Seorang ayah akan beralih dari perlombaan mencapai performa terbaik di kantor, untuk beralih ke masalah domestik, dengan segala kekacauannya.

Interaksi dalam kehidupan pekerjaan mungkin terbatas waktu. Tapi, dalam urusan rumah tangga, si ayah harus siap siaga 24 jam.

Alih-alih berurusan dengan komputer selama delapan jam atau lebih dalam sehari, ayah yang berada di rumah harus mengubah fungsinya.

Dia akan menjadi kawan bermain bagi anak, berurusan dengan menu makan malam, dan pekerjaan rumah tangga lainnya.

Pada bagian ini, jelas bonus yang didapat sang ayah adalah kebersamaannya dengan anak.

Mendampingi mereka dalam kegiatan field trip di sekolah akan lebih sering terjadi. Sementara, ketenangan kerja di dalam cubicle di kantor akan segera punah.

Baca juga: 5 Hal yang Bisa Dipelajari Suami Istri dari Perceraian Pasangan Lain

Selanjutnya, hari-hari dalam "pekerjaan" baru itu sepenuhnya ada di tanganmu. Bagaimana kamu memilih waktu beristirahat, hingga kapan harus memandikan anak, semuanya ditentukan sendiri.

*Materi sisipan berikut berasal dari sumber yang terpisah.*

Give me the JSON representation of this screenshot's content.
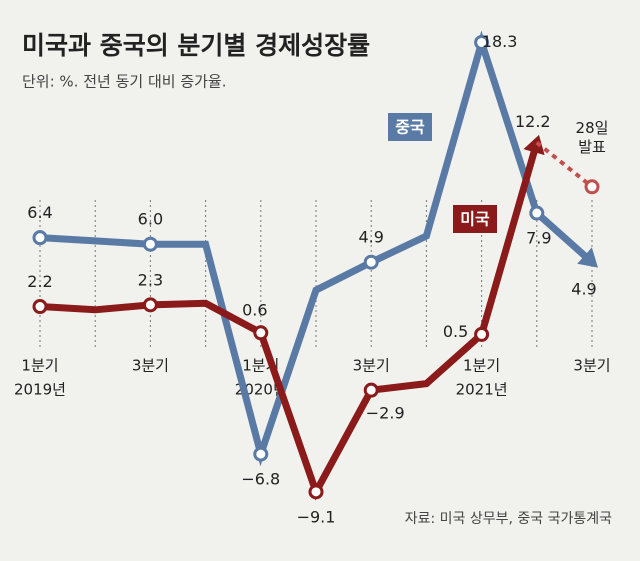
{
  "chart_data": {
    "type": "line",
    "title": "미국과 중국의 분기별 경제성장률",
    "subtitle": "단위: %. 전년 동기 대비 증가율.",
    "source": "자료: 미국 상무부, 중국 국가통계국",
    "categories": [
      "1분기",
      null,
      "3분기",
      null,
      "1분기",
      null,
      "3분기",
      null,
      "1분기",
      null,
      "3분기"
    ],
    "years": [
      "2019년",
      "2020년",
      "2021년"
    ],
    "ylim": [
      -11,
      19
    ],
    "series": [
      {
        "name": "중국",
        "color": "#5a7aa6",
        "values": [
          6.4,
          6.2,
          6.0,
          6.0,
          -6.8,
          3.2,
          4.9,
          6.5,
          18.3,
          7.9,
          4.9
        ],
        "value_labels": [
          "6.4",
          null,
          "6.0",
          null,
          "−6.8",
          null,
          "4.9",
          null,
          "18.3",
          "7.9",
          "4.9"
        ]
      },
      {
        "name": "미국",
        "color": "#8b1a1a",
        "values": [
          2.2,
          2.0,
          2.3,
          2.4,
          0.6,
          -9.1,
          -2.9,
          -2.5,
          0.5,
          12.2,
          null
        ],
        "value_labels": [
          "2.2",
          null,
          "2.3",
          null,
          "0.6",
          "−9.1",
          "−2.9",
          null,
          "0.5",
          "12.2",
          null
        ]
      },
      {
        "name": "28일 발표",
        "color": "#c0504d",
        "dashed": true,
        "values": [
          null,
          null,
          null,
          null,
          null,
          null,
          null,
          null,
          null,
          12.2,
          9.5
        ]
      }
    ]
  }
}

Pada bagian ini, tak ada rekan kerja atau pun rekan satu tim yang bisa membantu menuntaskan semua tugas tersebut. Semuanya terserah kamu.

Lalu, sekali pun pilihan itu bisa menjadi amat memuaskan, tapi kalau bekerja di kantor dan menjadi produktif merupakan hal yang berharga, maka pilihan menjadi ayah yang berdiam di rumah mungkin harus dipertimbangkan ulang.

Pikirkan, apa yang membuat kamu menjadi puas dalam hidup. Ingatlah, anak-anak tidak akan mendapatkan banyak hal dari orangtua yang tidak bahagia.

2. Keluarga mendukung?

Ketika kamu memilih untuk menjadi ayah yang berdiam di rumah, kamu harus menyadari bahwa pilihan itu akan mempengaruhi semua anggota keluarga.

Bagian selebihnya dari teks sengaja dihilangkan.